Design review feedback: “Major new features require an open design review, with community members debating pros and cons on mailing lists or JIRA issues. Providing your unique perspective in these design discussions is another form of contribution.”
Interestingly, according to Nauroth, “Community members that are invited to become committers and PMC [Project Management Committee] members typically have shown a history of participating in multiple types of contribution.” Not just code.
So where should someone begin their open source journey?
Make consistent, small efforts when contributing to open source projects
Madelyn Olson, a maintainer for the Redis database project, said that her role has tended to be as “ambassador,” someone who enables others to make larger code contributions: “Almost all of my contributions are minor. Normally I’m the one making small fixes all over the place.” Though Olson started small, eventually those consistent, small efforts resulted in her being asked to become a maintainer of the project, a signal honor.
So the first principle of open source contributions? “When I’m mentoring someone new to open source, the most important thing I want to impress upon them is that no contribution is too small,” said Nauroth. He went on:
At first, I felt very intimidated about sharing my work publicly for review by a strong technical community. I worried that if I didn’t present something groundbreaking, it would be seen as a waste of time. Instead, what I found is that open source projects are filled with thousands of rough edges: small bugs, erroneous documentation, insufficient test coverage, etc.

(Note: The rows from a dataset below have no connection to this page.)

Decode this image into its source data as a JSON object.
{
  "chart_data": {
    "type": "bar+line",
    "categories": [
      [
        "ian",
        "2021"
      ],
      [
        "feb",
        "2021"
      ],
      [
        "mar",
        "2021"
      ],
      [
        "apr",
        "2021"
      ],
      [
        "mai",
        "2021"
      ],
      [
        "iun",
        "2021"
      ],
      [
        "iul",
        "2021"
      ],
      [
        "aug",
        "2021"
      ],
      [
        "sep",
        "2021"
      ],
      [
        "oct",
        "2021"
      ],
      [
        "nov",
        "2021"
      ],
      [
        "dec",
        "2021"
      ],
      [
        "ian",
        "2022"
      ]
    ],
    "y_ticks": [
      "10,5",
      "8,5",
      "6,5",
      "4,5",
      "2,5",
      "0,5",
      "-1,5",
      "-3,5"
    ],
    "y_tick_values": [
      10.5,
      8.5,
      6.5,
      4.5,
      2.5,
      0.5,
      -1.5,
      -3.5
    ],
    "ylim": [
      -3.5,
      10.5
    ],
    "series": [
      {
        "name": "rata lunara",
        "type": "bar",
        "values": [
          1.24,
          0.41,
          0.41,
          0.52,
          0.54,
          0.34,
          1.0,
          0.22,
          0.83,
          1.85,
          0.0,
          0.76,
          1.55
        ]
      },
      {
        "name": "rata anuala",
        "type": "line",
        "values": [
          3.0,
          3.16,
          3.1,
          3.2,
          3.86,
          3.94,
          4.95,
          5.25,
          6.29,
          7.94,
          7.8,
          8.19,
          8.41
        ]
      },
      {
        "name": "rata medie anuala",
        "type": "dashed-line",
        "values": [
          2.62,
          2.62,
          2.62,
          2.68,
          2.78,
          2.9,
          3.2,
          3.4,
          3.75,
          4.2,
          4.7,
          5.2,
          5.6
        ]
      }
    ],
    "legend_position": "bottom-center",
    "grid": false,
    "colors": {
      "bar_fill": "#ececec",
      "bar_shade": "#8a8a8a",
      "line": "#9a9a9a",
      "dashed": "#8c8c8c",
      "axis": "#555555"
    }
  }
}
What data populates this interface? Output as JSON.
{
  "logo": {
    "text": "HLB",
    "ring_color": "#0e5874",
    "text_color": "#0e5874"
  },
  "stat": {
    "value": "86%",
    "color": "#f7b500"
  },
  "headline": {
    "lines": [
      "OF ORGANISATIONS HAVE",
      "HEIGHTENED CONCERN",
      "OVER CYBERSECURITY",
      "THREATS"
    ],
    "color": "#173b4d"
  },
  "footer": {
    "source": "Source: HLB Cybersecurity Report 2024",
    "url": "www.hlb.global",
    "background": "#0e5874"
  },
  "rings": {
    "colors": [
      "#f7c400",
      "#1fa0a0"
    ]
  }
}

In other words, there’s always something to do, and consistency is the key. “Perhaps someone starts small,” he pointed out, and “gets excited to keep contributing over time, and then participation in the groundbreaking new feature comes later.” Or not. No contribution is too small, and many valuable contributions have nothing to do with writing code. Open source is all about community, and the best communities are filled with diverse people doing different things.